Eine vereinigte Opposition?
Werden sich die Oppositionsparteien Shinshinto und Minshuto als so lernfähig erweisen, daß sie ihre Differenzen begraben und bei den nächsten Wahlen mit vereinten Kräften gegen die LDP antreten? Dies ist nicht ausgeschlossen. Ideologische Differenzen stehen einem Zusammengehen nicht im Wege. Die ältere der beiden Parteien ist gerade zwei Jahre alt, die jüngere einen Monat. Sie sind so wenig profiliert, daß von "Identitäten", die im Falle eines Zusammenschlusses aufgegeben werden müßten, keine Rede sein kann - sofern im japanischen Parteiensystem überhaupt von Identitäten die Rede sein kann. Unterschiedliche Positionen in Sachfragen werden spielen ohnehin keine Rolle. Eher werden die Person Ichiro Ozawas und der Einfluß der Soka Gakkei (die vielen Japanern suspekt ist) auf Shinshinto einer Vereinigung im Wege stehen.

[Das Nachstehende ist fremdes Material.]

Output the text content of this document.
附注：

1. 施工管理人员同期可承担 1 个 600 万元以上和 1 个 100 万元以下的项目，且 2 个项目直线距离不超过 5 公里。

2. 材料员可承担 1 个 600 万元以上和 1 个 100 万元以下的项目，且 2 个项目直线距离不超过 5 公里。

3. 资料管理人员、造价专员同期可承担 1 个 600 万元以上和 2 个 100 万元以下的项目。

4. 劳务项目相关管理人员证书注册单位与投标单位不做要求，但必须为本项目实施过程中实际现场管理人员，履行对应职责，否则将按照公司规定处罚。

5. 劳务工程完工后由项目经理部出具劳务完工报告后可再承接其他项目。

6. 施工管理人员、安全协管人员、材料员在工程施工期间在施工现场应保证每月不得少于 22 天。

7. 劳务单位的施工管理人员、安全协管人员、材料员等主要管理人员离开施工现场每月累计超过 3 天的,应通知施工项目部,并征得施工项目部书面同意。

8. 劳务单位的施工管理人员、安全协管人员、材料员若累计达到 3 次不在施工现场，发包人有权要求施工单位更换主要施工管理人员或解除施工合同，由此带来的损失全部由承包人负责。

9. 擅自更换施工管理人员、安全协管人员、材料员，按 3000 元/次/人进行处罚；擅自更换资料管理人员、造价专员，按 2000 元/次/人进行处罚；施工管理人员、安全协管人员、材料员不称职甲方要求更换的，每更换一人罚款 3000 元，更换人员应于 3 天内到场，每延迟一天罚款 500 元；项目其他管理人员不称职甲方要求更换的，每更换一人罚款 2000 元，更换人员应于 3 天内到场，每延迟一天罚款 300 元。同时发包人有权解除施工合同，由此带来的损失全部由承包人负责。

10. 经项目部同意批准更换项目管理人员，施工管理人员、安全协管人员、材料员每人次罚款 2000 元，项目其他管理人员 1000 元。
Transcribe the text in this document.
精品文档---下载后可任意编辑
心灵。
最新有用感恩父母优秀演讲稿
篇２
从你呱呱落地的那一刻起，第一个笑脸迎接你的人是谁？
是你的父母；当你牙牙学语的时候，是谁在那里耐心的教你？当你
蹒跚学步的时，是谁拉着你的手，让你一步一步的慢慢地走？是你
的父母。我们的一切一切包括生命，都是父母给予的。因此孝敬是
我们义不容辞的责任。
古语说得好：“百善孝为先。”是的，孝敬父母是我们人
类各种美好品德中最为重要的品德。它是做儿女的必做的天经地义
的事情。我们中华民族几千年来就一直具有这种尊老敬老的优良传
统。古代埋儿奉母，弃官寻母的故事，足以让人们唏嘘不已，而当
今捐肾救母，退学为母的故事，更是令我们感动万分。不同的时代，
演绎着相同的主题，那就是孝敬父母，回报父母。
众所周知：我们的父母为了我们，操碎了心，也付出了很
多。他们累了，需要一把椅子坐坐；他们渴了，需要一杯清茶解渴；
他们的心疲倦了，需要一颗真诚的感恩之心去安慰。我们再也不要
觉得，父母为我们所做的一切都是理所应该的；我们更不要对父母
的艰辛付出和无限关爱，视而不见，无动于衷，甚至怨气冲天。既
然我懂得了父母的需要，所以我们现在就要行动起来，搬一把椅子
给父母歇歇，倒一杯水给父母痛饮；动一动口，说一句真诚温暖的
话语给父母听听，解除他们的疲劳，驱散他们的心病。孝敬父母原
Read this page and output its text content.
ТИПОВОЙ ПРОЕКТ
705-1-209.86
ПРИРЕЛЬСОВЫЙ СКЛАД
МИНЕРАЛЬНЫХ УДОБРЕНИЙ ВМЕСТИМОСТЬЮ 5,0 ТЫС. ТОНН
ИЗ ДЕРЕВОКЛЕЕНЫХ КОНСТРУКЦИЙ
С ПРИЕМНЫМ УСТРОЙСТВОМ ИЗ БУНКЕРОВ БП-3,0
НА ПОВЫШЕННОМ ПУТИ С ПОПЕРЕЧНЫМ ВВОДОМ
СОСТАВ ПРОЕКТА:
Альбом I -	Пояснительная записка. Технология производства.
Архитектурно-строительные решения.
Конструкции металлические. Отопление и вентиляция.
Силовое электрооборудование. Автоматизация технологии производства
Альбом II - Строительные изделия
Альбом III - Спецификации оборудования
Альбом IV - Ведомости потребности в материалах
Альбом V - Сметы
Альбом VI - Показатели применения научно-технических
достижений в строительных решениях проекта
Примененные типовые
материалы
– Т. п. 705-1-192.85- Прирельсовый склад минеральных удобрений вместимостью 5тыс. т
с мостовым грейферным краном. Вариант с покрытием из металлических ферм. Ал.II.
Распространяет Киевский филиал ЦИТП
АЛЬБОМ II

Beide Parteien sind der LDP jedoch zu ähnlich, als daß sie nicht um ihre Existenz fürchten müßten, wenn sie von der Regierungsmacht und dem Staatshaushalt auf Dauer ferngehalten werden. Ein Zusammenschluß von Shinshinto und Minshuto würde keine neue Programmpartei entstehen lassen, sondern ein milchiges Spiegelbild der LDP. Aber es würde eine Kraft sein, die den Konkurrenzdruck auf die regierende Partei verstärkt.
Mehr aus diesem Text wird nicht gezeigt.